Sometimes – like about 1% of the time – kids are cute. They talk nonsense, bang their heads on furniture and have little faces that are too cute. But the other 99% of the time, the kids are just dumb. So if you don’t want us all to hate kids, spare us a bit and ban them from certain places. For the good of the community. We’ve drawn up a short list of places to ban them from tomorrow.
1. 1st class in trains and planes
If we pay more, it is for more comfort and tranquility. But brats are pretty much the exact opposite of the word “tranquility”. Let them go cry in second class.
How can you call “the best day of your life” a day ruined by kids running around and complaining because “Papaaaaaa, Mattéo pulled my hair” or because “Mamaaaaan, I don’t like what there is to eat”. A beautiful wedding is a wedding where no guest is under the age of 12.

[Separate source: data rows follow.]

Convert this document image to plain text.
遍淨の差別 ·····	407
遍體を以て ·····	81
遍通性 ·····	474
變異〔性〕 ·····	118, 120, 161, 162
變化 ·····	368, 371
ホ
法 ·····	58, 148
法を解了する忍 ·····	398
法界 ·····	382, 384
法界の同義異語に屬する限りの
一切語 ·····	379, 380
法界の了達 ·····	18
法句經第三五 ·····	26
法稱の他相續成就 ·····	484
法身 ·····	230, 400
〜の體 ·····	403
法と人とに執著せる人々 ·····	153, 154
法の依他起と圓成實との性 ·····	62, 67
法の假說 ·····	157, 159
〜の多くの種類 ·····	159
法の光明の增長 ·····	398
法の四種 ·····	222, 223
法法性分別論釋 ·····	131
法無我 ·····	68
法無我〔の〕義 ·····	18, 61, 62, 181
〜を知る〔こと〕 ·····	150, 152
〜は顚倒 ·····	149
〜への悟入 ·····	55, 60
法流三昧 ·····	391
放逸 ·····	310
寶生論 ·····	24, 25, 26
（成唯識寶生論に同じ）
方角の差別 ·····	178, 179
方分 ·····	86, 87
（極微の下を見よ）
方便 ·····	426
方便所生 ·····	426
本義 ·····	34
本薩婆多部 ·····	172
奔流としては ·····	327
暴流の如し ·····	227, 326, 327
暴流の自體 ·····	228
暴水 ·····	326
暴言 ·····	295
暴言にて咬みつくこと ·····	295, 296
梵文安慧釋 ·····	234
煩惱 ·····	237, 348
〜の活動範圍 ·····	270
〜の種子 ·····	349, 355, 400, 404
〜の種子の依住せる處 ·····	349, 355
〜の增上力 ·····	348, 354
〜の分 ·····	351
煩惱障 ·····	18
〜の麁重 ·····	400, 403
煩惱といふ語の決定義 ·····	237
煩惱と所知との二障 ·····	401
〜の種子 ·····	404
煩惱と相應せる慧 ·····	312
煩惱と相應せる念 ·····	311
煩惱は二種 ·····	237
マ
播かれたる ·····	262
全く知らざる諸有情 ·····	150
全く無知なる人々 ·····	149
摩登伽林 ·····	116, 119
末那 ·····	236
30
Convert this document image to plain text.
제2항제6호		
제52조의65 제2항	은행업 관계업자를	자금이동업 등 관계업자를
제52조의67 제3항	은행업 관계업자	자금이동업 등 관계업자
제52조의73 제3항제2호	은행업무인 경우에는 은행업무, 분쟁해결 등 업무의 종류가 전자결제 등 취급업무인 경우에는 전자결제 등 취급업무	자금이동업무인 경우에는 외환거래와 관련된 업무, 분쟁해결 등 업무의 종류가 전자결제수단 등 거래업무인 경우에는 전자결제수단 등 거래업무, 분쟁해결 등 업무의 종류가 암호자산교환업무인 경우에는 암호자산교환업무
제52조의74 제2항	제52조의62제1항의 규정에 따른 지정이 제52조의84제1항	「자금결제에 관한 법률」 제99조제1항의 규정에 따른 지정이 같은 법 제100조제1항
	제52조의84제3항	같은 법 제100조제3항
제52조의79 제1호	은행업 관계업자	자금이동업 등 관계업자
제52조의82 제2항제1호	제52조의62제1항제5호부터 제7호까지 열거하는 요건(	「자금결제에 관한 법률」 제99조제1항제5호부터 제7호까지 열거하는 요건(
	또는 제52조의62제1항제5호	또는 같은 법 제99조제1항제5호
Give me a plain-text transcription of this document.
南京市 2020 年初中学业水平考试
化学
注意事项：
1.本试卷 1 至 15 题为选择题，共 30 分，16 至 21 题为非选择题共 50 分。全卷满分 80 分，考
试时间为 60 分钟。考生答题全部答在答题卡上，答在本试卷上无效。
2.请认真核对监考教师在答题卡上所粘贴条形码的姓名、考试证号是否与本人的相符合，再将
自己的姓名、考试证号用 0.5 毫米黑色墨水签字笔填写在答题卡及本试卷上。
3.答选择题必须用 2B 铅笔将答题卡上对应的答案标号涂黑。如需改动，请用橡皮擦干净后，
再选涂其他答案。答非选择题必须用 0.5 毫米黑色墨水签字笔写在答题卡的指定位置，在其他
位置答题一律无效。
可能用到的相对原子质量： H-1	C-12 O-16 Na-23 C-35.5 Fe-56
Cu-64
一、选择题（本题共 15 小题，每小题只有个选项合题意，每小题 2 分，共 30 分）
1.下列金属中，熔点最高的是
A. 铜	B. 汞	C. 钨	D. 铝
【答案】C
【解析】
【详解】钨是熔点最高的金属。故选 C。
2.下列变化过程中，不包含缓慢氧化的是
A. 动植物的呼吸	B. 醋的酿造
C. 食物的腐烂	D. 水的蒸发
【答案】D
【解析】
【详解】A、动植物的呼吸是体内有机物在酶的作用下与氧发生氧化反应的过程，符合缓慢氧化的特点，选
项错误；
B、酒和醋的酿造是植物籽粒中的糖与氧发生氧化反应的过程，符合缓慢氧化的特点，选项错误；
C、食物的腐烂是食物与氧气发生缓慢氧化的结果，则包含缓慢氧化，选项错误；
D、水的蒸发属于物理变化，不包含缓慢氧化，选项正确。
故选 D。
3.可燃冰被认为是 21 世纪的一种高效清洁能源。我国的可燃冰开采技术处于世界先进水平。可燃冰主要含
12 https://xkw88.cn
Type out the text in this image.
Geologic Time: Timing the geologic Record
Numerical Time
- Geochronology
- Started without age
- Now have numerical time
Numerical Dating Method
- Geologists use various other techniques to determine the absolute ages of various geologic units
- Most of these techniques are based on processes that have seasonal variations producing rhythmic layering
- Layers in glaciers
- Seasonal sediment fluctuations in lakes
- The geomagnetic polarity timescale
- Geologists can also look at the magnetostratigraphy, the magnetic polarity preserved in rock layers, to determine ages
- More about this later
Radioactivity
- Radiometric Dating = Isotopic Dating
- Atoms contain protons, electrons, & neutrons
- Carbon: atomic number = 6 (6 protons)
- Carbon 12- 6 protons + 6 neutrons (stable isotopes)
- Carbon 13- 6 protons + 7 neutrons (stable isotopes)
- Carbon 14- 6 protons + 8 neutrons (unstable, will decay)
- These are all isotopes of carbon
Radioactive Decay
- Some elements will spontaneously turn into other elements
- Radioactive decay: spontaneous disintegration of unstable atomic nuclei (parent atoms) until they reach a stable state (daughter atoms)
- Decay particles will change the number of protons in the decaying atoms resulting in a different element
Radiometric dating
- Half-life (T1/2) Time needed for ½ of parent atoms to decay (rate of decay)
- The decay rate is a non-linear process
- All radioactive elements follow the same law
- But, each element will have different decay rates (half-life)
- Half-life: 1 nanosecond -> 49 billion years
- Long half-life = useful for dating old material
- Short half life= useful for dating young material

3. Evening screenings at the cinema
Animated films for children are on Wednesday and Saturday during the day for an excellent reason: because the children do not have school and the adults who do not have children have things to do. These sessions, we leave them to you with pleasure. But, in return, please, don’t take your kids to see films for all audiences at 8 p.m. They kick our seats with their feet, drop bass drums and comment on the film out loud as if they were at grandma’s house. It’s hell.
We understand that some parents have no choice, but we should have an enclosure at the entrance to drop off our kids and pick them up at the end. The supermarket with a kid crawling around while squealing in every aisle to buy Nutriscore Z stuff is a torment for everyone.
5. The remains
Well, let’s be fair, we’re not going to ban them from Flunch or McDo obviously, and we’re even ready to give them access to the Buffalo Grill. On the other hand, for any restaurant where the final score is more than 30 bucks, we feel entitled to have a bit of calm without eating next to a brat who comments on his minced steak from the children’s menu.
Already we adults are trying to understand this contemporary work of a guy who seems to have shit on a blank canvas, so what are the brats going to get? Nothing. So just leave them at home.
7. The living room
Because it’s the place where you want to rest after a day of hard work and, as we said earlier, rest is incompatible with children. Instead, go to your bedroom and play with your toys that cost us a kidney.
Parents who take their kids to the bar, aren’t you ashamed? No, not ashamed to bring them to a place where there is alcohol, who cares, but ashamed to ruin our evening?
9. The beach
We can possibly leave them a small stretch of beach framed by a fence where they can happily puff sand on each other. It will save us from having to eat it, us, while we are quietly taking our nap. Or, worse, having to listen to their boring stories while we’re focused on our book.
10. The swimming pool
Because of whom we have to put up signs “no running around the pool” and “no bombs”? We give it to you in a thousand: because of the brats. Without them, the pool finally becomes a simple pleasure again. Plus they piss in the water. We know it.
11. (Bonus) Le babysitting
That way we would just be paid for sitting and it would be a lot less boring as a job.